HASHTAGGING WITH BRENDA AND DAVID. OMG, this was the funniest time of the entire week. Hanging out in lounge chairs outside by the elevator on the third floor, David, Brenda and I got to talking about social media and hashtags. “What’s the purpose of a hashtag?” David asked. I explained that a hashtag can be used to identify and search for a topic on social media. As an example, a search for #roastingmarshmallows brought up more than 40,000 posts on Instagram. Now you can spend hours scrolling through those photos, clicking "like" and following people who posted those photos and their future posts. This entire concept prompted David to declare that civilization should end right now. HashtagDeathNow, we joked, and continued to hashtag everything we could think of, including people coming on and off the elevator. Our conversation ended with Brenda’s mic-dropping hashtag, #flatlivesmatter, the ultimate hashtag for paper dolls.

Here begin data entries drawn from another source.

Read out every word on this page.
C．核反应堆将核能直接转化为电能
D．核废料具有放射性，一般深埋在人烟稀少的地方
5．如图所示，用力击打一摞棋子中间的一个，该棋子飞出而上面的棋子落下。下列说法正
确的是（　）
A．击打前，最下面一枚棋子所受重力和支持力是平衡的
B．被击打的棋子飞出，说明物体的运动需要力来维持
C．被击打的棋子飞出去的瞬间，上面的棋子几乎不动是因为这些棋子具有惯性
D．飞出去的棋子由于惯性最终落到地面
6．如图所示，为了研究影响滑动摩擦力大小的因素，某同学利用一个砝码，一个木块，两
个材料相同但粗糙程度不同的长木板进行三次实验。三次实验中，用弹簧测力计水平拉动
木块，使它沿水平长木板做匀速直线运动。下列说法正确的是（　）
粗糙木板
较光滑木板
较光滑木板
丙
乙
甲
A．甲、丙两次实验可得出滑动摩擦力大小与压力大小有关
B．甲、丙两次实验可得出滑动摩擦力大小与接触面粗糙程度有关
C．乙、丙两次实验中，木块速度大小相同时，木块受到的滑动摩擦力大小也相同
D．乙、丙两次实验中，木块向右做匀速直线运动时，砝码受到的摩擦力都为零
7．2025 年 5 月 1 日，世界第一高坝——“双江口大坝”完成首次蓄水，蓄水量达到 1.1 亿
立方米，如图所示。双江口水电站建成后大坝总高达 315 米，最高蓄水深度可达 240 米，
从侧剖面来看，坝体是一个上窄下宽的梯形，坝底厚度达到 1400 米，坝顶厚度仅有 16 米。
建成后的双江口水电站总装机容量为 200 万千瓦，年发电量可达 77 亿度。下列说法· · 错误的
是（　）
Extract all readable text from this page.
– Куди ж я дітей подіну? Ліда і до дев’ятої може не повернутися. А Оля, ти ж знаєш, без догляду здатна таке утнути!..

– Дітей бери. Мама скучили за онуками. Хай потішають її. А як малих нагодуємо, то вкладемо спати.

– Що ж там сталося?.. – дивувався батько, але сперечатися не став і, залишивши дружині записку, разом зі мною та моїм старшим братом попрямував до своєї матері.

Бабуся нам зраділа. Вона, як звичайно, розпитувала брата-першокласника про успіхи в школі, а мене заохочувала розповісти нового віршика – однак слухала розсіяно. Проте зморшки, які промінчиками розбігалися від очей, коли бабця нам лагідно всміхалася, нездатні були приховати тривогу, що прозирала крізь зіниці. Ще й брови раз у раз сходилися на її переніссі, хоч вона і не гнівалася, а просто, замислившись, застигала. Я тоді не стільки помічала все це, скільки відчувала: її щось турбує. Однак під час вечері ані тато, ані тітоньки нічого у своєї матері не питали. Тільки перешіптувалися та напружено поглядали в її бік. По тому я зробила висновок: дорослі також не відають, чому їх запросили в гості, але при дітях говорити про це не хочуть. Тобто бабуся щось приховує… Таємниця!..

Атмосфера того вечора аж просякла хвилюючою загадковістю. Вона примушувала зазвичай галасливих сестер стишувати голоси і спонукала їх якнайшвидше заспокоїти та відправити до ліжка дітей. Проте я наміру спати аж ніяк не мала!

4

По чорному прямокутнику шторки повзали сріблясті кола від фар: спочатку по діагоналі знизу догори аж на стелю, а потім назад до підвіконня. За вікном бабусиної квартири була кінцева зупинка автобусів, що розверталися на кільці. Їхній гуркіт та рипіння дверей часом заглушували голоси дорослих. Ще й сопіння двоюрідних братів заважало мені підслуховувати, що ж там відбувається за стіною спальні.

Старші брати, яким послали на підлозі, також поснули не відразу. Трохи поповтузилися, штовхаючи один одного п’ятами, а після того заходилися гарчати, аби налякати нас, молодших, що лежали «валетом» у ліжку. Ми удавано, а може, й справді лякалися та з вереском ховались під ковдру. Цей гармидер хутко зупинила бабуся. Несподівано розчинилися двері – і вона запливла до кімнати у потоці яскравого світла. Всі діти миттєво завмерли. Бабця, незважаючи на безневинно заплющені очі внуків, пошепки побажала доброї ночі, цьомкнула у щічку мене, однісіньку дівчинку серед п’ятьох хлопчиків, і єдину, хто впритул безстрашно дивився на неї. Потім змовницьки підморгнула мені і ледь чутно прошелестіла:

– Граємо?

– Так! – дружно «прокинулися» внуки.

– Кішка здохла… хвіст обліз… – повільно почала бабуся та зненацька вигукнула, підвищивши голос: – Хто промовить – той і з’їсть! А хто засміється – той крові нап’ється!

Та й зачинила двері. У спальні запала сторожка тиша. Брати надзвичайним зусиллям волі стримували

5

Brenda Sneathen Mattox, David Wolfe and Jenny Taliadoros... hashtag headdresses!

A DAY WITH SHARRY AND MICHEAL. After the convention I stayed an extra day to spend time with our warmly wonderful convention hosts. We had an amazing Thai lunch followed by a relaxing afternoon in the quaint seaside town of Gig Harbor, and then a stop by their house to meet their GIANT St. Bernards before a beautiful seafood dinner and finally saying tearful goodbyes at the airport for my overnight flight back to the east coast.

Cheers to Sharry and Micheal O'Hare for a spectacular convention!

It will be a year before I see most everyone again, but time goes by so quickly the 2019 Paper Doll Convention will be here before we know it. Pat O’Rourke will be hosting, and it promises to be another fun time with the theme Mystery, Murder and Mayhem! Will we have a #murdermysterydinner? I hope so! And I hope you are inspired to join us. It may seem like an expensive, time consuming endeavor, but for so many of us it’s a life changing experience, resulting in new friends, new opportunities and more happiness. And what could be better than that?